I'm really struggling to understand venous return curves and their relationship to mean systemic filling pressure.
I understand mean systemic pressure is the pressure that would be measured throughout the cardiovascular system if the heart stopped beating and hence pressure would be the same throughout the body and no blood flow because there is no pressure difference.

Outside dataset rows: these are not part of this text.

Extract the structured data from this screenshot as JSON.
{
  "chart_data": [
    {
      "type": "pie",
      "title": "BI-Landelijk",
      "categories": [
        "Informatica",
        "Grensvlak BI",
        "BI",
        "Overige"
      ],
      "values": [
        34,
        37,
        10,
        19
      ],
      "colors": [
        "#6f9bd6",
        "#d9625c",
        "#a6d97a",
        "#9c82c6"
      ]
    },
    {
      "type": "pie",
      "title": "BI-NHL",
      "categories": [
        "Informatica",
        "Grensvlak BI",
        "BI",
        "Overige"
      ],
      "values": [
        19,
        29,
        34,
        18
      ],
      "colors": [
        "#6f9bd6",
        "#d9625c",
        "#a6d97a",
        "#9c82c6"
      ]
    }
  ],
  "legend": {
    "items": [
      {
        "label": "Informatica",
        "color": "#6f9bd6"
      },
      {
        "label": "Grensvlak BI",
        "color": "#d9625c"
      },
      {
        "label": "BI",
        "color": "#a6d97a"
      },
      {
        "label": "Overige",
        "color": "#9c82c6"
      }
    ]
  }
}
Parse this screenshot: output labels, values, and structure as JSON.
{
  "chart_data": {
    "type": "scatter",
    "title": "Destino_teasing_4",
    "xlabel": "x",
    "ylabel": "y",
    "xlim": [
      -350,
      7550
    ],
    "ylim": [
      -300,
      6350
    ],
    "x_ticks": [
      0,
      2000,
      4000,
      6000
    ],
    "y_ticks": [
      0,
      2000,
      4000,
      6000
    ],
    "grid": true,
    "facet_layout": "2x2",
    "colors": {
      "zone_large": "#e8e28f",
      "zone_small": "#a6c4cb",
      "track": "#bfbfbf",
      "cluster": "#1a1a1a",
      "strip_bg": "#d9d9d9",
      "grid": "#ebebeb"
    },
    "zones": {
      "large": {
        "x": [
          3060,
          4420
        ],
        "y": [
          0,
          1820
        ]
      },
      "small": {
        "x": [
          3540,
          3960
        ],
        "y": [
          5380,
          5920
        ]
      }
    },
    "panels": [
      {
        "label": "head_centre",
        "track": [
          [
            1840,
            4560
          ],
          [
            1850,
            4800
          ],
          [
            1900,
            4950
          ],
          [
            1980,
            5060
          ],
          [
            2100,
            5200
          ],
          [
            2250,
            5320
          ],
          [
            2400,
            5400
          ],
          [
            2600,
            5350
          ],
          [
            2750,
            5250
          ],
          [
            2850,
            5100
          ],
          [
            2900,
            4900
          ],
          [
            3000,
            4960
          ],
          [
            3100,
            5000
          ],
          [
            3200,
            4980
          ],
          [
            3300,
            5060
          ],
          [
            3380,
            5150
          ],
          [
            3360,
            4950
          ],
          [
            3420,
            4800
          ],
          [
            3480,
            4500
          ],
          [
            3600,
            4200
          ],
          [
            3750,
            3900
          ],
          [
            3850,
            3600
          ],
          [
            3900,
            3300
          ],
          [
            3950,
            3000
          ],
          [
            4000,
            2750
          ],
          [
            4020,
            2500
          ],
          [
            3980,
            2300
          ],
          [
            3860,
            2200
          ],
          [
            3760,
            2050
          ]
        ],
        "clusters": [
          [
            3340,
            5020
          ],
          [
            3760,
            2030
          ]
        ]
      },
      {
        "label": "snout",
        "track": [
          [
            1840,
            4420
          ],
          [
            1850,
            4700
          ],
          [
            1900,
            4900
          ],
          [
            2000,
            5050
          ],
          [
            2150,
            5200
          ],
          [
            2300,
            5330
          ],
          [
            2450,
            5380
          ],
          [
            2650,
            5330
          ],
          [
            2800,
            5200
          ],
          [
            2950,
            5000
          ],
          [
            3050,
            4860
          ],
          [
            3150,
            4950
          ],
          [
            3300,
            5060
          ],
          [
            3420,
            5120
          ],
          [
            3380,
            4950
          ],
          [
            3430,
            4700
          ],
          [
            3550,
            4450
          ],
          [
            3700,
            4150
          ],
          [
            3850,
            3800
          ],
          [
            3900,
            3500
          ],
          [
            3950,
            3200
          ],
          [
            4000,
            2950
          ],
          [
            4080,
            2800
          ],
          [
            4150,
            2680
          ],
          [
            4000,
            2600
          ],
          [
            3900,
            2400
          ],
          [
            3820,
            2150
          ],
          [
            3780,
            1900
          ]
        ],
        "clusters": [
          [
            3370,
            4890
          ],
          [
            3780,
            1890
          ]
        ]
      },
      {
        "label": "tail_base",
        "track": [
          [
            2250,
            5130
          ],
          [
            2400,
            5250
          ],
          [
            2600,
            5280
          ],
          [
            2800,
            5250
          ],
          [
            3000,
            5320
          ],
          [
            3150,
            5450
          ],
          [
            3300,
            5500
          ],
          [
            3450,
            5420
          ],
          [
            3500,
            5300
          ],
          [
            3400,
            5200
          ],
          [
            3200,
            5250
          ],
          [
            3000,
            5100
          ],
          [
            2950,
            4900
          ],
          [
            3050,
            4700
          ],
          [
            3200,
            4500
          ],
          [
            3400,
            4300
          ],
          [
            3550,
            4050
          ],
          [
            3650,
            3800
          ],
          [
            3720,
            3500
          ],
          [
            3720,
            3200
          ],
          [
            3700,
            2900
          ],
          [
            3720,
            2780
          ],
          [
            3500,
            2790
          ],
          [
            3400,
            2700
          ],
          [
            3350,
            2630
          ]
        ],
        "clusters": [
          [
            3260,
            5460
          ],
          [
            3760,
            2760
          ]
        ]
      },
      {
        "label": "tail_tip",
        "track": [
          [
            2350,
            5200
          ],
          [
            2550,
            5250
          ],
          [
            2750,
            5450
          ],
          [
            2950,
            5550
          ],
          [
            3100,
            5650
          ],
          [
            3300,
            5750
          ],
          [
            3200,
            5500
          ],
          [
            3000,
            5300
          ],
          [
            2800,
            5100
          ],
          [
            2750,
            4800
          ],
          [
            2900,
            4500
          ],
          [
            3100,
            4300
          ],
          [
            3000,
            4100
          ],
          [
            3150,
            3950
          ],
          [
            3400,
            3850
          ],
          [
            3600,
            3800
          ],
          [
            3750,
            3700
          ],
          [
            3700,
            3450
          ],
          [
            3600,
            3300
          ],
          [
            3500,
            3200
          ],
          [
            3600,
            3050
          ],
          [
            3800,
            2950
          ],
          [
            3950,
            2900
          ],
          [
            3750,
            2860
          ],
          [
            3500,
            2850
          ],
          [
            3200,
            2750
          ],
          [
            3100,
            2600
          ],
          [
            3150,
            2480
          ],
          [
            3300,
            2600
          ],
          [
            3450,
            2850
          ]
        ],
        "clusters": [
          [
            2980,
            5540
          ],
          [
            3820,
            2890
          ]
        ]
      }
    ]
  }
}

I'm very confused about the effect of gravity on this, surely if you are standing up the pressure of the blood pooled in your extremities is greater, so is this value just a mean of all the pressures? And I don't understand the usefulness of this parameter, this occurs when the heart has stopped functioning so why do we relate MSP to be a part of the pressure differential driving venous return in the equation:
Vr = (MSFP - PRA)/venous resistance
Maybe my confusion would be resolved if this graph was explained better:
One might notice that during this entire process, somewhere in the circulatory system there is a points which remains at a stable pressure (which happens to be the MCFP), irrespective of the catastrophic events reverberating through the rest of the organism. Rothe (1993) thought that this probably happens in small venules (less than 1mm diameter), and that it is not constant - present at different points of different organs, and changing constantly depending on prevailing conditions.
I think this means that MSFP might be the high starting pressure in the venules that drives flow towards the right atria and so the MSFP being equilibrated pressure if a heart fails is just that. But I find that arbitrary and entirely confusing.